METÀ DEI “GIGANTI” DI KEPLER NON SONO PIANETI

Credevo fosse un Giove e invece era una stella

Una campagna osservativa, durata cinque anni, condotta con lo spettrografo SOPHIE mostra che, fra i candidati pianeti giganti individuati dalla sonda Kepler della NASA, i falsi positivi sono più della metà. Aldo Bonomo (INAF Torino): “Si tratta perlopiù di stelle binarie a eclisse”

     03/12/2015
Rappresentazione artistica di 51 Pegasi b, il primo esopianeta mai scoperto (nel 1995) in orbita attorno a una stella normale. Crediti: ESO/M. Kornmesser/Nick Risinger

Rappresentazione artistica di 51 Pegasi b, il primo esopianeta mai scoperto (nel 1995) in orbita attorno a una stella normale. Crediti: ESO/M. Kornmesser/Nick Risinger

Il dubbio era nell’aria. Tanto che gli astronomi, nei casi incerti, anteponevano sempre la precisazione “candidati”, quando di volta in volta annunciavano un incremento del numero di pianeti extrasolari individuati dalla sonda Kepler della NASA. C’erano dunque i pianeti confermati, a oggi oltre un migliaio, e quelli in attesa di conferma, i candidati appunto, di gran lunga più numerosi. Quello che però nemmeno i più pessimisti avevano messo in conto era quanto fosse elevata la percentuale di falsi positivi, per lo meno fra i pianeti giganti con periodo orbitale fino a 400 giorni: oltre il 50%, rivela ora uno studio in corso di stampa su Astronomy & Astrophysics.
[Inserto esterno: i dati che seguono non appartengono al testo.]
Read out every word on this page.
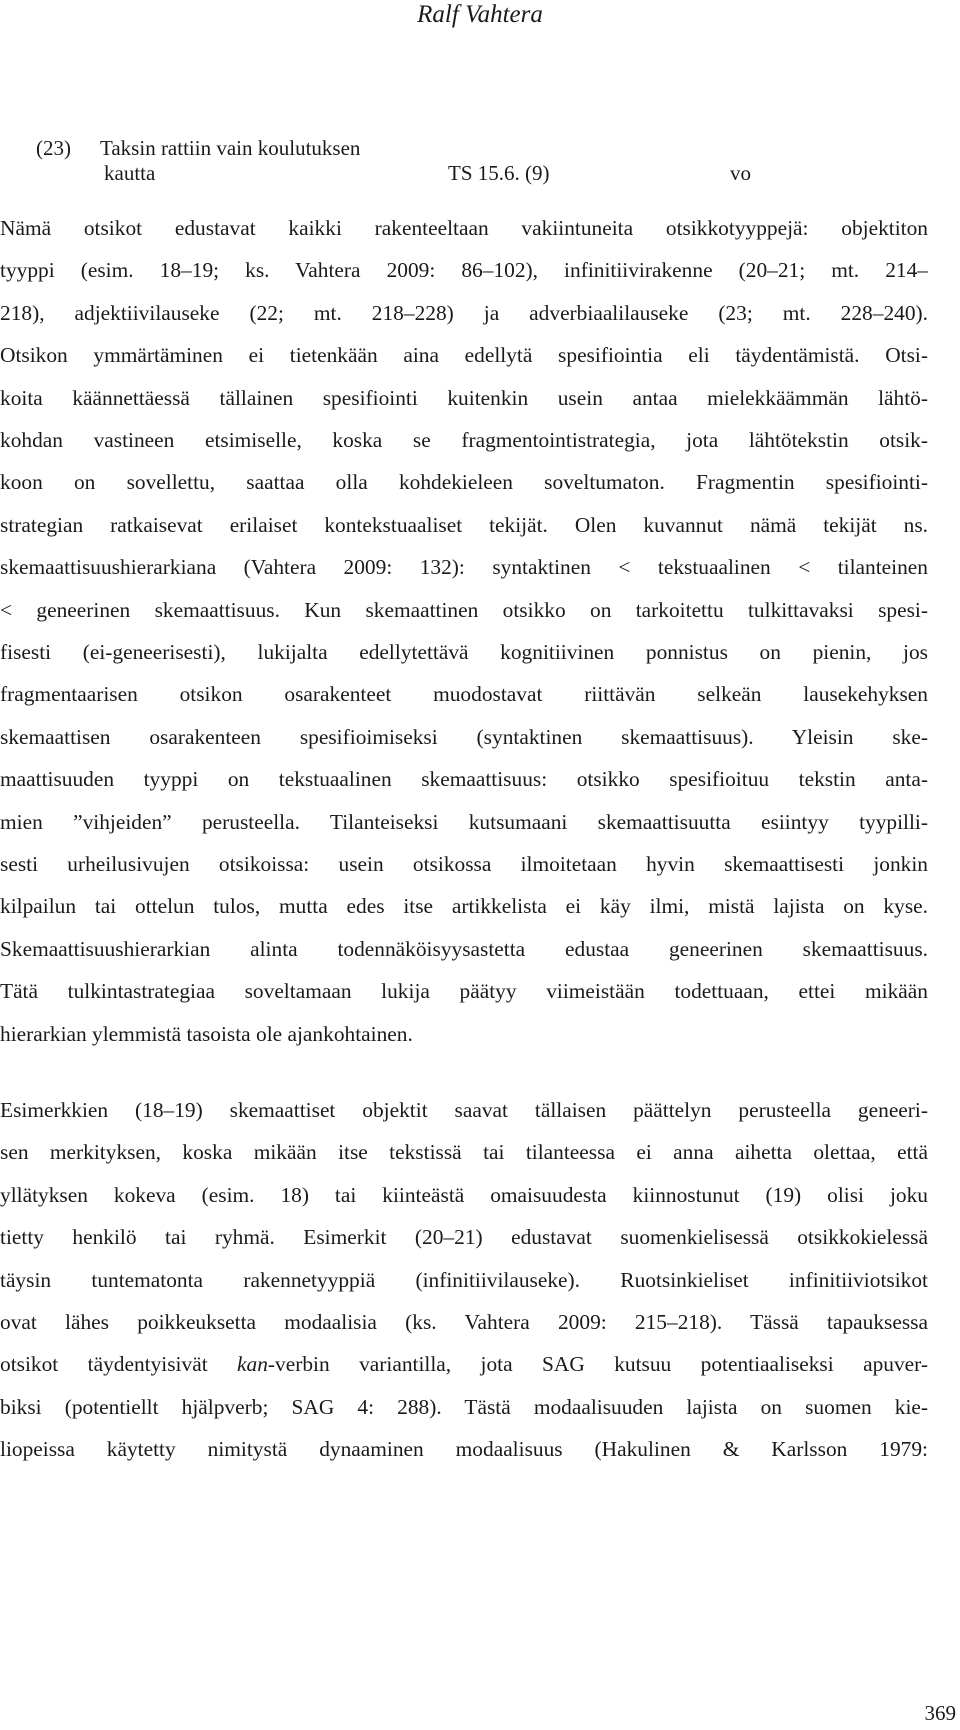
Ralf Vahtera
(23) Taksin rattiin vain koulutuksen
kautta	TS 15.6. (9)	vo
Nämä otsikot edustavat kaikki rakenteeltaan vakiintuneita otsikkotyyppejä: objektiton
tyyppi (esim. 18–19; ks. Vahtera 2009: 86–102), infinitiivirakenne (20–21; mt. 214–
218), adjektiivilauseke (22; mt. 218–228) ja adverbiaalilauseke (23; mt. 228–240).
Otsikon ymmärtäminen ei tietenkään aina edellytä spesifiointia eli täydentämistä. Otsi-
koita käännettäessä tällainen spesifiointi kuitenkin usein antaa mielekkäämmän lähtö-
kohdan vastineen etsimiselle, koska se fragmentointistrategia, jota lähtötekstin otsik-
koon on sovellettu, saattaa olla kohdekieleen soveltumaton. Fragmentin spesifiointi-
strategian ratkaisevat erilaiset kontekstuaaliset tekijät. Olen kuvannut nämä tekijät ns.
skemaattisuushierarkiana (Vahtera 2009: 132): syntaktinen < tekstuaalinen < tilanteinen
< geneerinen skemaattisuus. Kun skemaattinen otsikko on tarkoitettu tulkittavaksi spesi-
fisesti (ei-geneerisesti), lukijalta edellytettävä kognitiivinen ponnistus on pienin, jos
fragmentaarisen otsikon osarakenteet muodostavat riittävän selkeän lausekehyksen
skemaattisen osarakenteen spesifioimiseksi (syntaktinen skemaattisuus). Yleisin ske-
maattisuuden tyyppi on tekstuaalinen skemaattisuus: otsikko spesifioituu tekstin anta-
mien ”vihjeiden” perusteella. Tilanteiseksi kutsumaani skemaattisuutta esiintyy tyypilli-
sesti urheilusivujen otsikoissa: usein otsikossa ilmoitetaan hyvin skemaattisesti jonkin
kilpailun tai ottelun tulos, mutta edes itse artikkelista ei käy ilmi, mistä lajista on kyse.
Skemaattisuushierarkian alinta todennäköisyysastetta edustaa geneerinen skemaattisuus.
Tätä tulkintastrategiaa soveltamaan lukija päätyy viimeistään todettuaan, ettei mikään
hierarkian ylemmistä tasoista ole ajankohtainen.
Esimerkkien (18–19) skemaattiset objektit saavat tällaisen päättelyn perusteella geneeri-
sen merkityksen, koska mikään itse tekstissä tai tilanteessa ei anna aihetta olettaa, että
yllätyksen kokeva (esim. 18) tai kiinteästä omaisuudesta kiinnostunut (19) olisi joku
tietty henkilö tai ryhmä. Esimerkit (20–21) edustavat suomenkielisessä otsikkokielessä
täysin tuntematonta rakennetyyppiä (infinitiivilauseke). Ruotsinkieliset infinitiiviotsikot
ovat lähes poikkeuksetta modaalisia (ks. Vahtera 2009: 215–218). Tässä tapauksessa
otsikot täydentyisivät kan-verbin variantilla, jota SAG kutsuu potentiaaliseksi apuver-
biksi (potentiellt hjälpverb; SAG 4: 288). Tästä modaalisuuden lajista on suomen kie-
liopeissa käytetty nimitystä dynaaminen modaalisuus (Hakulinen & Karlsson 1979:
369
«Da studi precedenti ci si attendeva una frequenza di falsi positivi significativamente più bassa», dice uno degli autori dello studio, Aldo Bonomo, ricercatore allOsservatorio astrofisico dell’INAF di Torino. «Ci sono state stime in letteratura del 10-20 percento, mentre qui siamo almeno a un fattore due più grande, anche un fattore tre».

Per giungere a questa sconcertante conclusione, il team internazionale di astronomi del quale Bonomo fa parte, guidato da Alexandre Santerne dell’università portoghese di Porto, ha seguito per oltre cinque anni, dal 2010 al 2015, con lo strumento SOPHIE – uno spettrografo installato sul telescopio da due metri dell’Osservatorio dell’Alta Provenza – un campione di 129 fra i candidati giganti di Kepler. A differenza di Kepler, che si affida al metodo dell’occultazione, rilevando dunque le eclissi parziali prodotte dal transito periodico dei pianeti fra noi che li osserviamo e la loro stella madre, per individuare gli esopianeti SOPHIE si avvale della misura delle variazioni della velocità radiale delle stelle stesse, variazioni indotte dalla forza di gravità esercitata dai pianeti in orbita.

Il campione di candidati pianeti rilevati dal telescopio spaziale Kepler selezionati per lo studio con realizzato con SOPHIE. Crediti: Santerne et al.

Il campione di candidati pianeti rilevati dal telescopio spaziale Kepler selezionati per lo studio con realizzato con SOPHIE. Crediti: Santerne et al.

Ebbene, proprio grazie al ricorso a un metodo radicalmente diverso, autonomo e in qualche modo complementare rispetto a quello di Kepler, i dati di SOPHIE hanno consentito di discriminare fra i diversi responsabili delle occultazioni. E di smascherare così chi è stato a trarre in inganno Kepler: nane brune (nel 2.3% dei casi) e, soprattutto, stelle binarie a eclisse (nel 52.3% dei casi). «Si tratta di stelle doppie, o a volte anche stelle che fanno parte di sistemi tripli», spiega Bonomo, «che in determinate condizioni possono produrre un segnale molto simile a quello di un transito planetario».

I prossimi a finire nel mirino saranno i candidati esopianeti più piccoli, comprese le cosiddette superterre. Nel loro caso, prevede Bonomo, la percentuale di falsi positivi dovrebbe essere assai più contenuta. L’ultima parola, comunque, spetta alle misure, che saranno condotte questa volta anche con HARPS-N, lo spettrografo montato sul Telescopio Nazionale Galileo dell’INAF, alle Canarie.